The advantage to those little tablets is that they are lighter than a laptop and have a longer battery life, up to one month says one maker. My friends tell me you can read a Kindle in bed without the light waking your partner. And of course they can store thousands of books in the space of a small notebook.

The downsides are many. The initial cost for the gadget is now around $100 or so. Then you must buy the books. If you are a regular library patron like I am, you may not want to shell out the bucks. However, many libraries are now offering ebook borrowing services. You simply download a copy of popular books to your device for a specified period, and they self-destruct after a couple of weeks, very James Bond-like. Cool, but not yet available everywhere. If you happen to live in Delaware County, PA, check out their Overdrive ePub service . You can’t share digital books with friends the way you can paper books, although Kindle will let you loan a book to another Kindle user, and many e-books are simply PDF or other files that can be moved without being damaged.

Organize eBooks

The biggest downside is that this becomes another place to put clutter. Start early by creating some standards for what you download and how long you keep it on your digital shelf so you don’t create another place to store the books you feel you should be reading. It is possible to end up with ebooks in a few places on your computer, so create a file named BOOKS on your PC to capture most of them in one place. Decide on a naming structure, perhaps Title-Author-Download Year, so that you can clear out older books when you need the space. You don’t want to be accused of digital hoarding.

Free eBooks

There are actually tons of places to go for free ebooks. As the barriers to publishing come down, many more ebooks are coming out from small publishers and indie authors. As one of those who have benefitted from this revolution, I encourage you to go read something new.

So how do you find free books? Go to the free books page on Amazon.com for starters. Many classics and pre-1923 books are yours for free anytime. Current fiction and non-fiction are free at Amazon as well.

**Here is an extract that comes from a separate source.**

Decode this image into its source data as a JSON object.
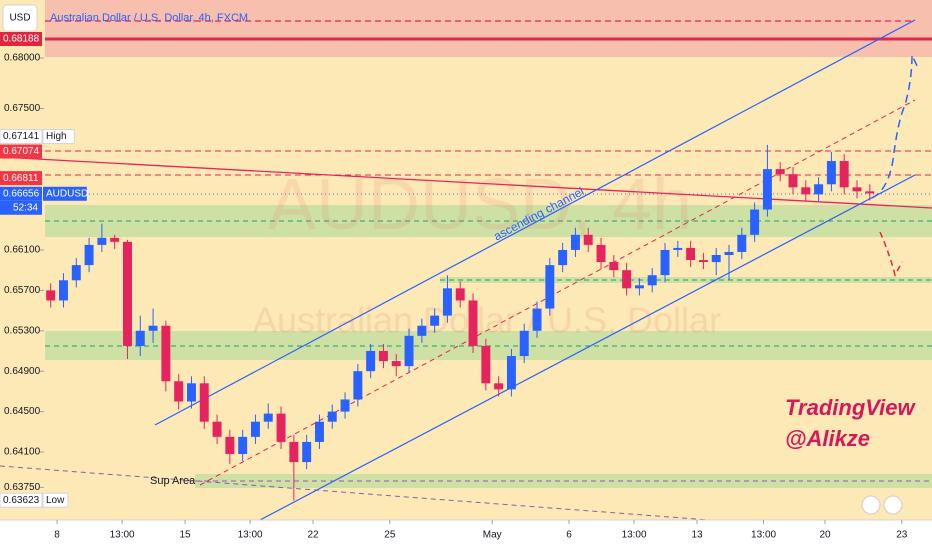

You can also go to other ebook sites. Yep, Amazon isn’t the only game in town, believe it or not. This lists over 30 sites to visit for free books, although some are redundant. Obooko lists every book on its site for free. Sure, it’s buyer-beware, but it’s a good place to start. A very content-rich site is Smashwords, which is an awful name that comes from the concept of “blockbuster smash hit”. This happens to be where my first book is digitized, and so it’s my current favorite. I want to reward my loyal followers with a special offer. You can download my book, The Pregnant Entrepreneur, for just $1 using code DK36C just so you can get a sense of how this works. That’s 90% off, but it expires September 30. Feel free to share this offer with friends.

Of course, you’ve heard of the Kindle by Amazon and the Nook by Barnes and Noble. If you own an iPad or iPhone, then you surely know about iBooks. But the field is expanding. There are competitors you might want to check out, including Kobo, which boasts a battery life of up to a month. Their price and style looks great, and I love the pretty quilted back. If you’ve had personal experience with them, I’d love to hear it. My mother might be getting one for Christmas (shhh, don’t tell).

A few years ago, Oprah was one of the few toting a very expensive ereader. Now, you know the secrets to having digital books at your fingertips, too, without going broke building your library.